The Mid-South CDRN has developed tools and capacities to support comparative effectiveness research and pragmatic research. It has methods to develop and validate computable phenotypes for identification of particular patient groups.  It can extract clinical data from electronic health records, claims, and other data sources.  It also has developed tools for electronic identification, contact, consent and recruitment of patients. 

Based on his presentation and details from the CDRN website, here are some tools developed to support pragmatic clinical trials:


The Mid-South CDRN uses the PCORnet Common Data Model Version 3 as the main syntactic and semantic standard. It leverages standard terminologies and coding systems for healthcare to enable interoperability with and responsiveness to evolving data standards.

They have taken EHR data from health systems and transformed it into the common data model to run queries against. There are 80 such data marts nationwide. 

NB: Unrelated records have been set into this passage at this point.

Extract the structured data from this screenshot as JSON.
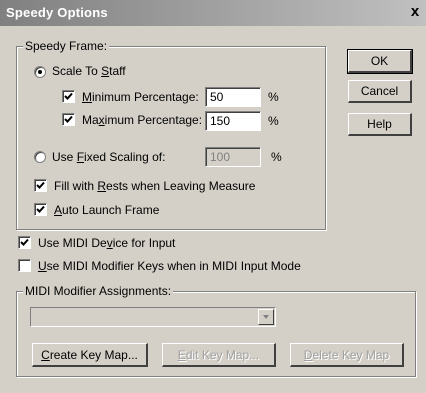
{
  "window": {
    "title": "Speedy Options",
    "close_glyph": "x"
  },
  "speedy_frame": {
    "group_label": "Speedy Frame:",
    "scale_to_staff": {
      "label_pre": "Scale To ",
      "label_ul": "S",
      "label_post": "taff",
      "selected": true
    },
    "min_pct": {
      "label_ul": "M",
      "label_post": "inimum Percentage:",
      "checked": true,
      "value": "50",
      "unit": "%"
    },
    "max_pct": {
      "label_pre": "Ma",
      "label_ul": "x",
      "label_post": "imum Percentage:",
      "checked": true,
      "value": "150",
      "unit": "%"
    },
    "fixed_scaling": {
      "label_pre": "Use ",
      "label_ul": "F",
      "label_post": "ixed Scaling of:",
      "selected": false,
      "value": "100",
      "unit": "%"
    },
    "fill_rests": {
      "label_pre": "Fill with ",
      "label_ul": "R",
      "label_post": "ests when Leaving Measure",
      "checked": true
    },
    "auto_launch": {
      "label_ul": "A",
      "label_post": "uto Launch Frame",
      "checked": true
    }
  },
  "midi": {
    "use_device": {
      "label_pre": "Use MIDI De",
      "label_ul": "v",
      "label_post": "ice for Input",
      "checked": true
    },
    "modifier_keys": {
      "label_ul": "U",
      "label_post": "se MIDI Modifier Keys when in MIDI Input Mode",
      "checked": false
    }
  },
  "modifier_assignments": {
    "group_label": "MIDI Modifier Assignments:",
    "selected_value": "",
    "create_button": {
      "label_ul": "C",
      "label_post": "reate Key Map..."
    },
    "edit_button": {
      "label_ul": "E",
      "label_post": "dit Key Map..."
    },
    "delete_button": {
      "label_ul": "D",
      "label_post": "elete Key Map"
    }
  },
  "buttons": {
    "ok": "OK",
    "cancel": "Cancel",
    "help": "Help"
  },
  "colors": {
    "face": "#d4d0c8",
    "title_gradient_start": "#808080",
    "title_gradient_end": "#c0c0c0"
  }
}
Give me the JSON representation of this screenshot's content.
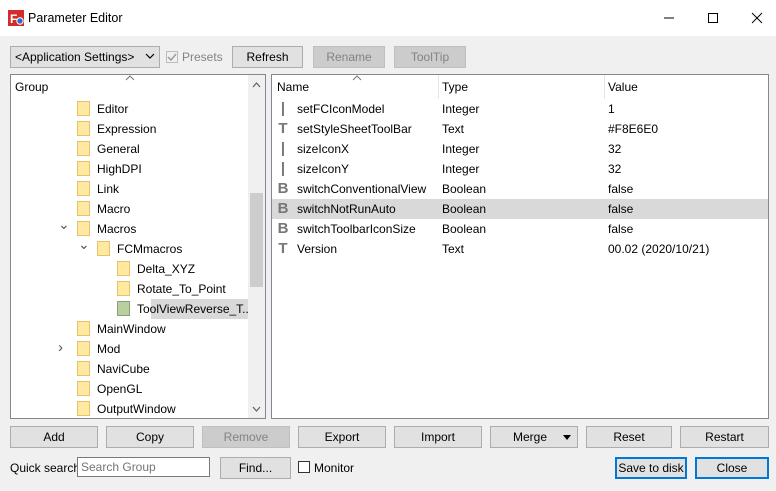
{
  "window": {
    "title": "Parameter Editor",
    "icon": "freecad-icon",
    "minimize_icon": "minimize-icon",
    "maximize_icon": "maximize-icon",
    "close_icon": "close-icon"
  },
  "toolbar": {
    "settings_combo": "<Application Settings>",
    "presets_label": "Presets",
    "presets_checked": true,
    "refresh": "Refresh",
    "rename": "Rename",
    "tooltip": "ToolTip"
  },
  "tree": {
    "header": "Group",
    "items": [
      {
        "label": "Editor",
        "expander": ""
      },
      {
        "label": "Expression",
        "expander": ""
      },
      {
        "label": "General",
        "expander": ""
      },
      {
        "label": "HighDPI",
        "expander": ""
      },
      {
        "label": "Link",
        "expander": ""
      },
      {
        "label": "Macro",
        "expander": ""
      },
      {
        "label": "Macros",
        "expander": "expanded"
      },
      {
        "label": "FCMmacros",
        "expander": "expanded"
      },
      {
        "label": "Delta_XYZ",
        "expander": ""
      },
      {
        "label": "Rotate_To_Point",
        "expander": ""
      },
      {
        "label": "ToolViewReverse_T...",
        "expander": "",
        "selected": true
      },
      {
        "label": "MainWindow",
        "expander": ""
      },
      {
        "label": "Mod",
        "expander": "collapsed"
      },
      {
        "label": "NaviCube",
        "expander": ""
      },
      {
        "label": "OpenGL",
        "expander": ""
      },
      {
        "label": "OutputWindow",
        "expander": ""
      }
    ]
  },
  "params": {
    "headers": {
      "name": "Name",
      "type": "Type",
      "value": "Value"
    },
    "rows": [
      {
        "name": "setFCIconModel",
        "type": "Integer",
        "value": "1",
        "icon": "integer-icon"
      },
      {
        "name": "setStyleSheetToolBar",
        "type": "Text",
        "value": "#F8E6E0",
        "icon": "text-icon"
      },
      {
        "name": "sizeIconX",
        "type": "Integer",
        "value": "32",
        "icon": "integer-icon"
      },
      {
        "name": "sizeIconY",
        "type": "Integer",
        "value": "32",
        "icon": "integer-icon"
      },
      {
        "name": "switchConventionalView",
        "type": "Boolean",
        "value": "false",
        "icon": "boolean-icon"
      },
      {
        "name": "switchNotRunAuto",
        "type": "Boolean",
        "value": "false",
        "icon": "boolean-icon",
        "selected": true
      },
      {
        "name": "switchToolbarIconSize",
        "type": "Boolean",
        "value": "false",
        "icon": "boolean-icon"
      },
      {
        "name": "Version",
        "type": "Text",
        "value": "00.02 (2020/10/21)",
        "icon": "text-icon"
      }
    ]
  },
  "actions": {
    "add": "Add",
    "copy": "Copy",
    "remove": "Remove",
    "export": "Export",
    "import": "Import",
    "merge": "Merge",
    "reset": "Reset",
    "restart": "Restart"
  },
  "footer": {
    "quick_search_label": "Quick search",
    "search_placeholder": "Search Group",
    "find": "Find...",
    "monitor_label": "Monitor",
    "monitor_checked": false,
    "save": "Save to disk",
    "close": "Close"
  }
}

The CDRN also used REDCap, a secure, web-based application that allows users to build and manage online databases and surveys.

REDCap uses a study-specific data dictionary to eliminate all programming requirements for the creation of electronic case report forms and participant survey instruments for individual studies.


The Synthetic Derivative Record Counter (RecordCounter) is a web-based tool that provides exploratory data figures for research planning purposes and feasibility assessment. The RecordCounter allows the user to input basic medical data such as demographic information, ICD 9 and CPT codes, medications, labs, keyword document searches, as well as searching for available genetic data on subjects.

The Phenotype Knowledgebase website, PheKB, is a collaborative environment for building and validating electronic phenotype algorithms. PheKB has tools to enable cross-site collaboration for algorithm development and validation. These include electronic discussion and phenotype update notifications for a given phenotype; the ability to post algorithm validation details and tools for validation of algorithms including chart review forms and automated calculation of validation statistics such as specificity and sensitivity; and an integrated data dictionary and dataset validation tool used to ensure consistent formatting and coding of data sets to be shared.